Für ihre Analyse benutzten die Forschenden Daten aus Haushaltsbefragungen durch die jeweiligen nationalen Statistikinstitute. Insgesamt wurden 273 000 Haushalte befragt. Aus den Daten haben die Forschenden zunächst sechs Faktoren ermittelt, die für die Einhaltung von Abstandsregeln wichtig sind. Dazu zählt etwa die Anzahl der Bewohner:innen pro Zimmer, Trinkwasser im Haushalt oder der Besitz eines Mobiltelefons – um auch auf Distanz kommunizieren zu können. Zudem berücksichtigen die Forschenden die Bevölkerungsdichte. Mittels einer sogenannten Hauptkomponentenanalyse entwickelten sie anschliessend einen Index, der auf einer Skala von 0 bis 100 aufzeigt, wie schwer es für die Bevölkerung ist, den Kontakt mit erkrankten Personen zu meiden. Die Forschenden konnten zeigen, dass dieser Index stark mit den Corona-Fallzahlen innerhalb der Länder korreliert.
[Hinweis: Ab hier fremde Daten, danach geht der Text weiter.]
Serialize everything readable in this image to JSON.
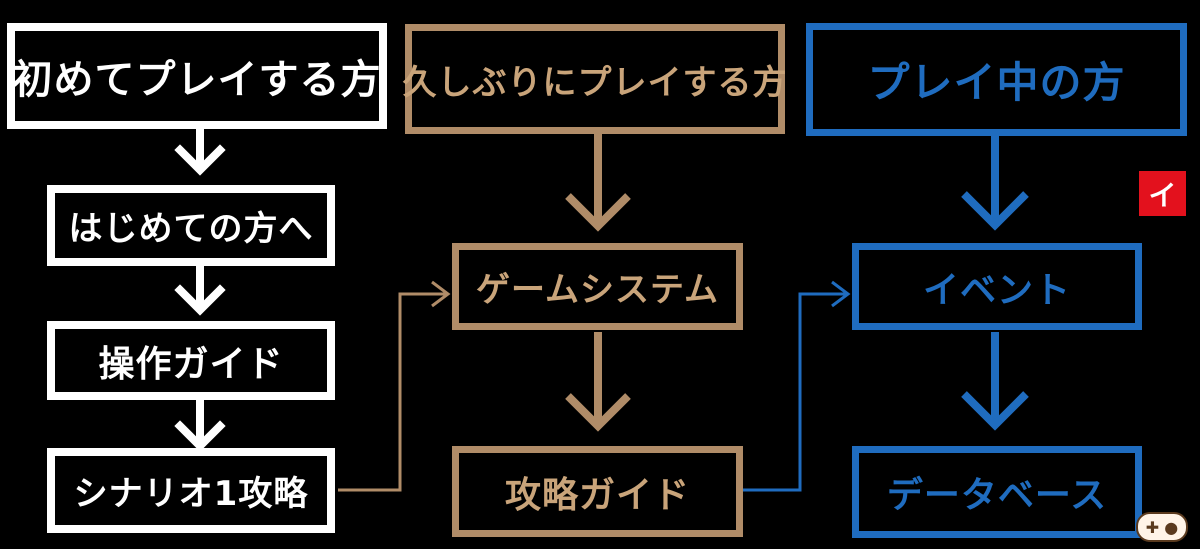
{
  "columns": {
    "first": {
      "header": "初めてプレイする方",
      "steps": [
        "はじめての方へ",
        "操作ガイド",
        "シナリオ1攻略"
      ],
      "color": "#ffffff"
    },
    "returning": {
      "header": "久しぶりにプレイする方",
      "steps": [
        "ゲームシステム",
        "攻略ガイド"
      ],
      "color": "#b08c68"
    },
    "playing": {
      "header": "プレイ中の方",
      "steps": [
        "イベント",
        "データベース"
      ],
      "color": "#1f6cbf"
    }
  },
  "badge": {
    "label": "イ",
    "color": "#e3111d",
    "icon": "red-square-badge"
  },
  "corner_icon": {
    "icon": "gamepad-icon"
  }
}
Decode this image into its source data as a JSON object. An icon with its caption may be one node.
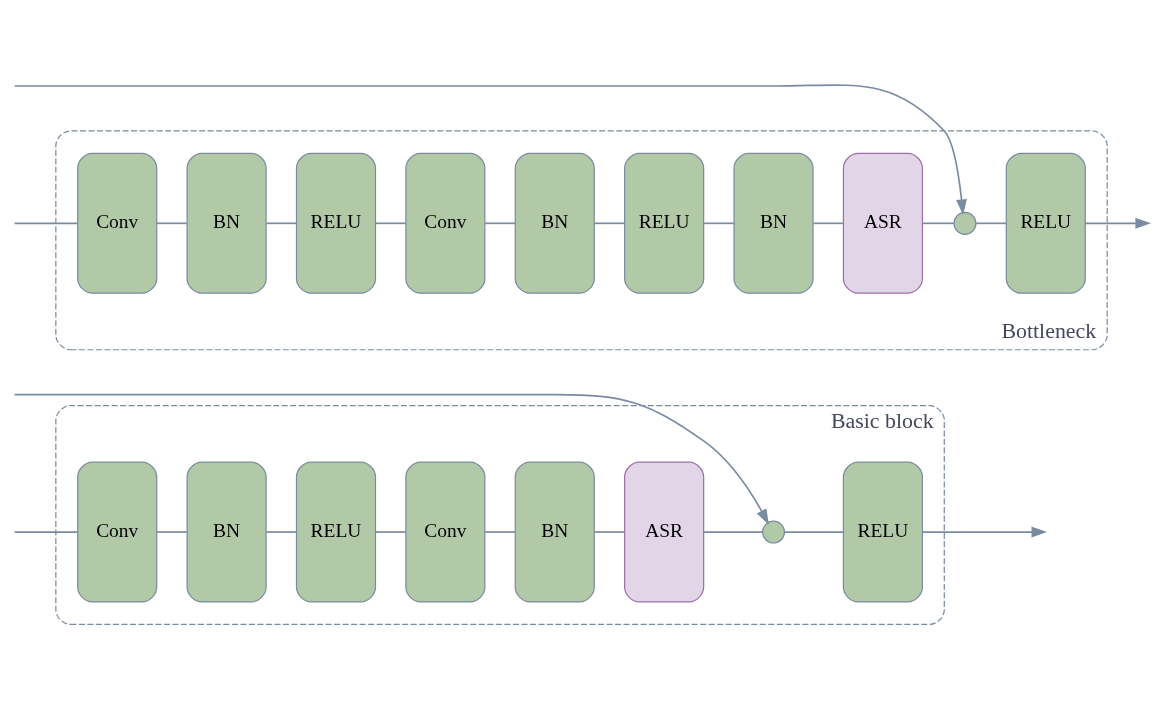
{
  "diagram": {
    "nodes": [
      {
        "text": [
          "Basic block"
        ]
      },
      {
        "text": [
          "Conv"
        ],
        "in": 0
      },
      {
        "text": [
          "BN"
        ],
        "in": 0
      },
      {
        "text": [
          "RELU"
        ],
        "in": 0
      },
      {
        "text": [
          "Conv"
        ],
        "in": 0
      },
      {
        "text": [
          "BN"
        ],
        "in": 0
      },
      {
        "text": [
          "ASR"
        ],
        "in": 0
      },
      {
        "text": [],
        "shape": "circle",
        "in": 0
      },
      {
        "text": [
          "RELU"
        ],
        "in": 0
      },
      {
        "text": [
          "Bottleneck"
        ]
      },
      {
        "text": [
          "Conv"
        ],
        "in": 9
      },
      {
        "text": [
          "BN"
        ],
        "in": 9
      },
      {
        "text": [
          "RELU"
        ],
        "in": 9
      },
      {
        "text": [
          "Conv"
        ],
        "in": 9
      },
      {
        "text": [
          "BN"
        ],
        "in": 9
      },
      {
        "text": [
          "RELU"
        ],
        "in": 9
      },
      {
        "text": [
          "BN"
        ],
        "in": 9
      },
      {
        "text": [
          "ASR"
        ],
        "in": 9
      },
      {
        "text": [],
        "shape": "circle",
        "in": 9
      },
      {
        "text": [
          "RELU"
        ],
        "in": 9
      }
    ],
    "edges": [
      {
        "from": null,
        "to": 1,
        "arrow": "none"
      },
      {
        "from": 1,
        "to": 2,
        "arrow": "none"
      },
      {
        "from": 2,
        "to": 3,
        "arrow": "none"
      },
      {
        "from": 3,
        "to": 4,
        "arrow": "none"
      },
      {
        "from": 4,
        "to": 5,
        "arrow": "none"
      },
      {
        "from": 5,
        "to": 6,
        "arrow": "none"
      },
      {
        "from": 6,
        "to": 7,
        "arrow": "none"
      },
      {
        "from": null,
        "to": 7,
        "arrow": "to"
      },
      {
        "from": 7,
        "to": 8,
        "arrow": "none"
      },
      {
        "from": 8,
        "to": null,
        "arrow": "to"
      },
      {
        "from": null,
        "to": 10,
        "arrow": "none"
      },
      {
        "from": 10,
        "to": 11,
        "arrow": "none"
      },
      {
        "from": 11,
        "to": 12,
        "arrow": "none"
      },
      {
        "from": 12,
        "to": 13,
        "arrow": "none"
      },
      {
        "from": 13,
        "to": 14,
        "arrow": "none"
      },
      {
        "from": 14,
        "to": 15,
        "arrow": "none"
      },
      {
        "from": 15,
        "to": 16,
        "arrow": "none"
      },
      {
        "from": 16,
        "to": 17,
        "arrow": "none"
      },
      {
        "from": 17,
        "to": 18,
        "arrow": "none"
      },
      {
        "from": null,
        "to": 18,
        "arrow": "to"
      },
      {
        "from": 18,
        "to": 19,
        "arrow": "none"
      },
      {
        "from": 19,
        "to": null,
        "arrow": "to"
      }
    ]
  }
}
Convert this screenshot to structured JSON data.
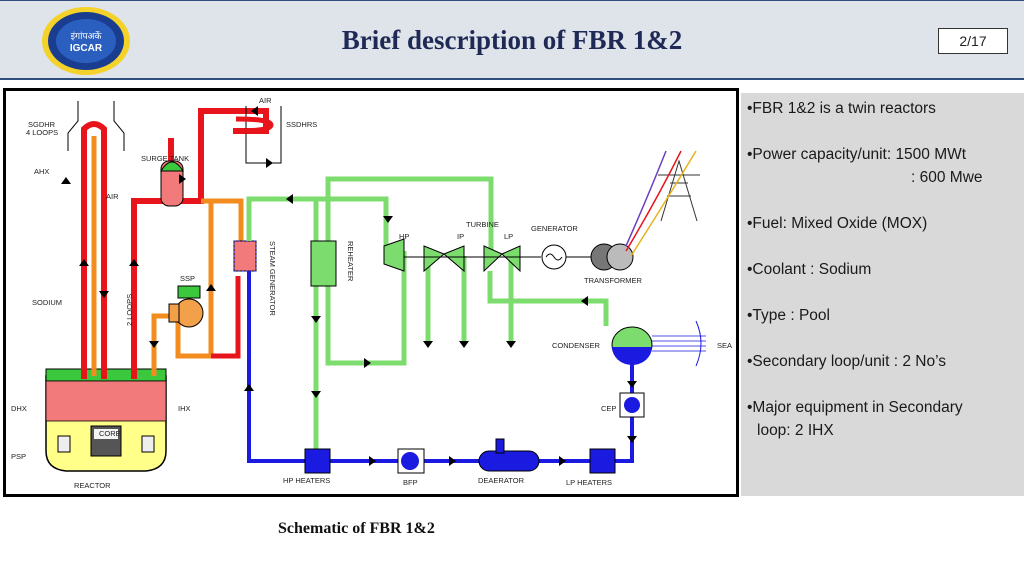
{
  "header": {
    "title": "Brief description of FBR 1&2",
    "page_indicator": "2/17",
    "logo_text": "इंगांपअकें IGCAR"
  },
  "diagram": {
    "labels": {
      "sgdhr": "SGDHR",
      "loops4": "4 LOOPS",
      "air_top": "AIR",
      "ssdhrs": "SSDHRS",
      "surge_tank": "SURGE TANK",
      "ahx": "AHX",
      "air": "AIR",
      "steam_generator": "STEAM GENERATOR",
      "reheater": "REHEATER",
      "turbine": "TURBINE",
      "hp": "HP",
      "ip": "IP",
      "lp": "LP",
      "generator": "GENERATOR",
      "transformer": "TRANSFORMER",
      "ssp": "SSP",
      "sodium": "SODIUM",
      "loops2": "2 LOOPS",
      "condenser": "CONDENSER",
      "sea": "SEA",
      "dhx": "DHX",
      "ihx": "IHX",
      "psp": "PSP",
      "core": "CORE",
      "cep": "CEP",
      "reactor": "REACTOR",
      "hp_heaters": "HP HEATERS",
      "bfp": "BFP",
      "deaerator": "DEAERATOR",
      "lp_heaters": "LP HEATERS"
    }
  },
  "bullets": [
    {
      "text": "•FBR 1&2 is a twin reactors"
    },
    {
      "text": "•Power capacity/unit: 1500 MWt"
    },
    {
      "text": ": 600 Mwe"
    },
    {
      "text": "•Fuel: Mixed Oxide (MOX)"
    },
    {
      "text": "•Coolant : Sodium"
    },
    {
      "text": "•Type : Pool"
    },
    {
      "text": "•Secondary loop/unit : 2 No’s"
    },
    {
      "text": "•Major equipment in Secondary"
    },
    {
      "text": "loop: 2 IHX"
    }
  ],
  "caption": "Schematic of  FBR 1&2",
  "colors": {
    "primary_sodium": "#e8141c",
    "secondary_sodium": "#f28c1e",
    "steam": "#7ddc6e",
    "feedwater": "#1a1ae0",
    "header_border": "#2f4e7e",
    "panel": "#d9d9d9"
  }
}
Eine hochaufgelöste Risikokarte gibt Aufschluss darüber, in welchen Gebieten eines Landes es am schwierigsten ist, Abstand zu halten und sich Krankheiten deshalb schneller ausbreiten. «Unsere Ergebnisse können Regierungen dabei unterstützen, zielgerichtet in bestimmten Regionen zu investieren und etwa Informations- und Impfkampagnen durchzuführen oder die fehlende Infrastruktur auszubauen und damit zur Pandemiebekämpfung und -prävention beizutragen», sagt Jürg Utzinger, Direktor des Swiss TPH und Mitautor. Drastische nationale Massnahmen wie die langfristige Schliessung von Schulen, die in vielen Ländern mit niedrigem Einkommen über die letzten zwei Jahre durchgeführt wurden, könnten so eventuell vermieden werden.
Studie lässt sich auf Asien und Südamerika übertragen
Die Berechnungen könnten auch ausserhalb Afrikas durchgeführt werden. «Solch eine Risikokarte kann man nun zum Beispiel auch für Indien, Bangladesch oder südamerikanische Gebiete relativ schnell erstellen», sagt ETH-Forscher Kenneth Harttgen, der massgeblich an der Studie beteiligt war. Für reiche Länder wie die Schweiz würde sie hingegen keinen Nutzen bringen, da die kritische private Infrastruktur im ganzen Land vorhanden ist. «Wenn Abstandempfehlungen hierzulande nicht befolgt werden, hat das andere Gründe», so Harttgen.